Aber es wurde nichts mehr draus. Die Bandmitglieder verloren sich in anderen Projekten, vor allem fehlte hörbar der Drummer Sean Kirkpatrick, der den „Swell-Sound“ in den 90ern geprägt hatte. Der kehrte für das Album „Whenever You’re Ready“ noch kurz zurück, verschwand dann aber wieder. David Freel nach noch das sehr ruhige aber schöne „South of the Rain and Snow“ Album auf, dass sich als „Spätwerk“ dann noch in die Liste meiner Lieblingsalben von Swell gemogelt hat. 2008 gab es sogar noch mal ein paar Konzerte in Deutschland, die ich leider verpasste, weil ich ausgerechnet zu dem Zeitpunkt in den USA war.

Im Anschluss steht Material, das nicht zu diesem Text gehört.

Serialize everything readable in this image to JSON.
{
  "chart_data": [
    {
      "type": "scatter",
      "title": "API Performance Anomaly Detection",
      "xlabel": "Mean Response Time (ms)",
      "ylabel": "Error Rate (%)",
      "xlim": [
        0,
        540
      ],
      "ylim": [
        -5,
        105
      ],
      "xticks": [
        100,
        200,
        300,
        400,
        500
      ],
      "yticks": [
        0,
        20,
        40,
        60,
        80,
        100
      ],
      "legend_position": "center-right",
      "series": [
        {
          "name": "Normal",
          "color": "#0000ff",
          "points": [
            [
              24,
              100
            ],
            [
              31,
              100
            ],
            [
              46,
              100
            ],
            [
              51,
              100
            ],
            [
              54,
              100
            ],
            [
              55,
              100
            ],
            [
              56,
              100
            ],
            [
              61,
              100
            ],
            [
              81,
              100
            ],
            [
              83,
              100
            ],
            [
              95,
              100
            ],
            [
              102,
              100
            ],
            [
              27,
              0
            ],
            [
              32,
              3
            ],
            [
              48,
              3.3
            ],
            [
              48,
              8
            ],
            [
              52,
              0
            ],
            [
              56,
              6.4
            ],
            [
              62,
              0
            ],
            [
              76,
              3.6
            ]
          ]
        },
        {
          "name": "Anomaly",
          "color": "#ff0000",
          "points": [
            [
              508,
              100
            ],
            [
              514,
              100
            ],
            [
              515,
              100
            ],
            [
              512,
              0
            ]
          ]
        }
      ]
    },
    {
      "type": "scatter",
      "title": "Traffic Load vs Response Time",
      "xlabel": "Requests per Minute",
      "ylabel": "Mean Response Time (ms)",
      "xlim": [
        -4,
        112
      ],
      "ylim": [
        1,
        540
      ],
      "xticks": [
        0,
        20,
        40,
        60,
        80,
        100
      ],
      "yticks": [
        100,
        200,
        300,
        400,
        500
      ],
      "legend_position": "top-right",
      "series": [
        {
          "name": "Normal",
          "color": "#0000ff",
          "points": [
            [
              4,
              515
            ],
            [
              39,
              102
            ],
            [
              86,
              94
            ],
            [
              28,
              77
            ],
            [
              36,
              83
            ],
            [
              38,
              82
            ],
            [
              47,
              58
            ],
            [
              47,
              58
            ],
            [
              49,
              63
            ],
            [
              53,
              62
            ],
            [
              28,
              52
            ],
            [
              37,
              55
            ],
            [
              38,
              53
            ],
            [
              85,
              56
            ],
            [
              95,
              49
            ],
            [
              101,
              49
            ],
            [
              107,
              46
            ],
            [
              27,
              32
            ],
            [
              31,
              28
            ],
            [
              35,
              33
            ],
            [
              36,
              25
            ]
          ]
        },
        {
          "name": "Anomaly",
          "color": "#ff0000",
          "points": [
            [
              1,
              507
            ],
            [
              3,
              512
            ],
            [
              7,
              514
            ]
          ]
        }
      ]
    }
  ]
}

Swell hat mich nie losgelassen. Ich hab hier schon das ein oder andere Mal über sie geschrieben. Es schwer zu sagen, was genau mich an dieser Band so fasziniert, warum ich bestimmte Songs immer wieder hören kann. Warum ich bei „Sunshine Everyday“ immer melancholisch werde, warum „Tonight“ mich je nach Stimmung traurig der froh macht, warum „Song Seven“ mich glücklich macht oder warum „Everyday Comes Everynight“ mich immer, immer wieder mit so einem „Hach….“ Gefühl zurücklässt. Vermutlich ist es so, wie der Kollege damals sagte. Man verliebt sich in eine dieser obskuren, kleinen Bands, die keiner kennt. Vielleicht gerade deswegen.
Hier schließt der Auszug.